Acrostics, although challenging, provide a framework and a sense of purpose for the reluctant poet. The end is clearly in sight, the subject matter is made plain, and you can sell the task to your timid or resistant writer as a puzzle to be solved, rather than a composition to be written!

Here are some of the offerings from the little bluestockings, when given the task to write about God as Creator of our Earth.



Every animal, fish and fowl was good,

And God blessed them, saying, “Be fruitful and multiply.”

Roaming through the beautiful earth God made,

The animals reproduced after their own kind.

How great is the power and glory of God!



Canst thou bind the sweet influences of Pleiades,

Or loose the bands of Orion?

Number the stars: only God knows how many!

Seek Him that maketh the seven stars and Orion, and

Turneth the shadow of death into the morning.

Ever testifying to the greatness of God,

Lighting the night sky,

Let the heavens declare the glory of God.
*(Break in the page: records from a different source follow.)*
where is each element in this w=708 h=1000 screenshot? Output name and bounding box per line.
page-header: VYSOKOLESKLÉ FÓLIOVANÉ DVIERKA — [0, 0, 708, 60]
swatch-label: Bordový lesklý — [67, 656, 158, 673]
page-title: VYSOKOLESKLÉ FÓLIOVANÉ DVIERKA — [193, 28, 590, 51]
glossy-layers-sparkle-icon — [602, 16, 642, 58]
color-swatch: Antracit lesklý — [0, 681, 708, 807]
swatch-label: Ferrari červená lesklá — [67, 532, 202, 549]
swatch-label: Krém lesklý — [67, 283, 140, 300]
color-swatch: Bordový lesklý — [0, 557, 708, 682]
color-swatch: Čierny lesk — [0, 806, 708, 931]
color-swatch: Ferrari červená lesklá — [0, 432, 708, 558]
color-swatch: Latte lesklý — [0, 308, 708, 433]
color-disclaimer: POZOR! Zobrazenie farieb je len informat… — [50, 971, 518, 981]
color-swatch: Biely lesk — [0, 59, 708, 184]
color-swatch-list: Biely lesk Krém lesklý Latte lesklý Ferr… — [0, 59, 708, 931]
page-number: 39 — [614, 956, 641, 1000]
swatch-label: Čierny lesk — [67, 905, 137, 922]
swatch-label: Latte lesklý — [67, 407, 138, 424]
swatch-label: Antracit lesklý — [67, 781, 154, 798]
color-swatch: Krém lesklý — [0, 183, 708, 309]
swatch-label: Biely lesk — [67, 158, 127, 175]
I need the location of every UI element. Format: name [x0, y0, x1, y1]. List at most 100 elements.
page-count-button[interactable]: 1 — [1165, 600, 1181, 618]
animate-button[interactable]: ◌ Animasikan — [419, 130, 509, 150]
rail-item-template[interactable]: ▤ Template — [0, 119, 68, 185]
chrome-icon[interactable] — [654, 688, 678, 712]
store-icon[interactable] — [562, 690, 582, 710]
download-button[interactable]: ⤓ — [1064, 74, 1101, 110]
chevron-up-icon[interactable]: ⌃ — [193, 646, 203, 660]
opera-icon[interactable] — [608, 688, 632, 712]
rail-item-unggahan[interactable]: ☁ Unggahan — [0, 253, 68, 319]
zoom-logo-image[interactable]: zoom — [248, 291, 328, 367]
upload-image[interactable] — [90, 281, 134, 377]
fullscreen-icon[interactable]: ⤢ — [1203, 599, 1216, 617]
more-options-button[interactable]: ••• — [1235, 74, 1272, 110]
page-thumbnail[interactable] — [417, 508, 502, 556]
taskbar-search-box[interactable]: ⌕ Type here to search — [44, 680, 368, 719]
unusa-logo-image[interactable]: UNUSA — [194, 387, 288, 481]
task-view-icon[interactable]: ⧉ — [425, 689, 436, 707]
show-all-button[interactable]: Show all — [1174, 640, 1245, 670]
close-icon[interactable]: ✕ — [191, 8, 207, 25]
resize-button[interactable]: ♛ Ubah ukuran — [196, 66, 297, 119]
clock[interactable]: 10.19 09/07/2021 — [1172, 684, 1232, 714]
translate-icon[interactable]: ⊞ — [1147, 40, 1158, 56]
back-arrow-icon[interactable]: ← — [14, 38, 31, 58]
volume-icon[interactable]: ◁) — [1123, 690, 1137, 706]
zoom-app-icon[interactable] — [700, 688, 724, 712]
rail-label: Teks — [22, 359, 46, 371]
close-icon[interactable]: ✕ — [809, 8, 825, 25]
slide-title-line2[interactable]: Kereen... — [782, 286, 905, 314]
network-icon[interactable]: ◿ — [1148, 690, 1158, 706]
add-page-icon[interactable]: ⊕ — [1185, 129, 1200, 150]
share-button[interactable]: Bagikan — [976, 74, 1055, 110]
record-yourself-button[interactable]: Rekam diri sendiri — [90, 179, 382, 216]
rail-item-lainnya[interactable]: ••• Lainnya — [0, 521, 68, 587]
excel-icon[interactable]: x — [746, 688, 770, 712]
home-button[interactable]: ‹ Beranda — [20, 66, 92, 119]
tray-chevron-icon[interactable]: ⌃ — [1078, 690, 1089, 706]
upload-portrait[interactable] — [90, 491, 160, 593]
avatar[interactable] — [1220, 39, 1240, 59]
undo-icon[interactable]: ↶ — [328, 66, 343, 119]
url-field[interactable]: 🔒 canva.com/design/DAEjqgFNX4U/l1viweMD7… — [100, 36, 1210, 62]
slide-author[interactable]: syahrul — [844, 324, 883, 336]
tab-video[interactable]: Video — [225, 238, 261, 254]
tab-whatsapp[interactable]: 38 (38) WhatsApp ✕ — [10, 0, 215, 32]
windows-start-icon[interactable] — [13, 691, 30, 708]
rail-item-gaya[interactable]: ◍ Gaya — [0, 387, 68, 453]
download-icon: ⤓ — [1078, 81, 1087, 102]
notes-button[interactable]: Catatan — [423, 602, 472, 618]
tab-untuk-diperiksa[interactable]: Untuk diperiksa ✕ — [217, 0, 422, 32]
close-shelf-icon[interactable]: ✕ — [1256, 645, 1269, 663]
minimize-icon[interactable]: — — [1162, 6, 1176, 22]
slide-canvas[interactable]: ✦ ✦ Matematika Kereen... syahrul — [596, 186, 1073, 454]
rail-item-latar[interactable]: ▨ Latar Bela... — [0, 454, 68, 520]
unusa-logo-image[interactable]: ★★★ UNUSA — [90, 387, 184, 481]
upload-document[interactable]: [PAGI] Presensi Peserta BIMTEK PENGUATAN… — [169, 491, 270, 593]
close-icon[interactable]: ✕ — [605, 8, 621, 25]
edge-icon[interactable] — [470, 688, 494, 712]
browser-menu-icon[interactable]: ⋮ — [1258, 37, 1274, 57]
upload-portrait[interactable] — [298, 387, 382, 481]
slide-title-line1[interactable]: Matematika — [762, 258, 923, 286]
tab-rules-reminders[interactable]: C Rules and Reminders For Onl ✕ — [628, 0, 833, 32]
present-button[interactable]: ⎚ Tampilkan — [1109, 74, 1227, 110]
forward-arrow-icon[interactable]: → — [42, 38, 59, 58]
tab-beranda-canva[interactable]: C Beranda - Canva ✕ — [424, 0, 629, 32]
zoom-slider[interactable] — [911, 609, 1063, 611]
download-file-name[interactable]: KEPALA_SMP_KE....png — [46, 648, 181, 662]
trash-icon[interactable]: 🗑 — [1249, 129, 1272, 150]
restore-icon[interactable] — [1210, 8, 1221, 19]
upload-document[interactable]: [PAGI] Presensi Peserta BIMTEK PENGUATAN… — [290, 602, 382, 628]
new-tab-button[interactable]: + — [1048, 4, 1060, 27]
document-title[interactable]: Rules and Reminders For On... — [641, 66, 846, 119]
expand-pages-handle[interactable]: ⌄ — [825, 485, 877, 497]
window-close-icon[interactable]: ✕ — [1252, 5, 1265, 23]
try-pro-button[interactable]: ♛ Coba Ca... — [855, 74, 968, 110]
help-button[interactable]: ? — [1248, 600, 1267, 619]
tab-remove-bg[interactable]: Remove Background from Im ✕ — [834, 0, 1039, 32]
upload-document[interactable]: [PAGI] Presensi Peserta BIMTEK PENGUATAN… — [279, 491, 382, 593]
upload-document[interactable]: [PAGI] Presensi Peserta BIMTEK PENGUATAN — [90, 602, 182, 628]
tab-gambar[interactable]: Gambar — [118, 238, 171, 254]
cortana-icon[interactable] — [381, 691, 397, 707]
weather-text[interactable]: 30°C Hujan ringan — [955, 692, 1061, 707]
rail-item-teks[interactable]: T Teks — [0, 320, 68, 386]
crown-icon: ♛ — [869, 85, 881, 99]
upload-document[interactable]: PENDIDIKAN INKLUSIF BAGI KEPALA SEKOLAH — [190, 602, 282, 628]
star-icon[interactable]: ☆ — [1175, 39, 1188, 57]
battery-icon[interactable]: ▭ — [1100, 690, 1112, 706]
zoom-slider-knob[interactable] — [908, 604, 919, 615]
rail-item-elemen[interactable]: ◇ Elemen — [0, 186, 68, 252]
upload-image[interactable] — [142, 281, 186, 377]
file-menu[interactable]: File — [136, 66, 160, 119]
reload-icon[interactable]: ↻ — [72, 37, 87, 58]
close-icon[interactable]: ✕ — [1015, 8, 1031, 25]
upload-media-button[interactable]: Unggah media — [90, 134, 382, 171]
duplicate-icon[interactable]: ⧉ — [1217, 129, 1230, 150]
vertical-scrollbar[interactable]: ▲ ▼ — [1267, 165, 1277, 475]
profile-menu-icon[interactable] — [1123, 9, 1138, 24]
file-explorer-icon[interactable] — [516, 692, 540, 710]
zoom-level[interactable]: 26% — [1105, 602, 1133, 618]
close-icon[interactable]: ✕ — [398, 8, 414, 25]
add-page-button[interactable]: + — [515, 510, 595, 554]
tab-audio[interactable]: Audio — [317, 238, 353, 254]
Arcturus, Orion, and Pleiades were contemplated by Job.

The stars and constellations, all are named.

In Bethlehem’s sky, leading shepherds

Onward to the Saviour.

Navigation! Ever a true guide.

Stars! One of His many glorious gifts.


If your students enjoy the process, you can challenge them to create a shaped acrostic; the shape of the poem must reflect the subject matter – twice the fun!

All made by God

Reflecting His glory

The perfect place

If your little people need more meaning, ask them to write an acrostic for someone they love as a birthday gift. Dad may appreciate his own, personal poem even more than another pair of socks, and D A D is a nice, short start!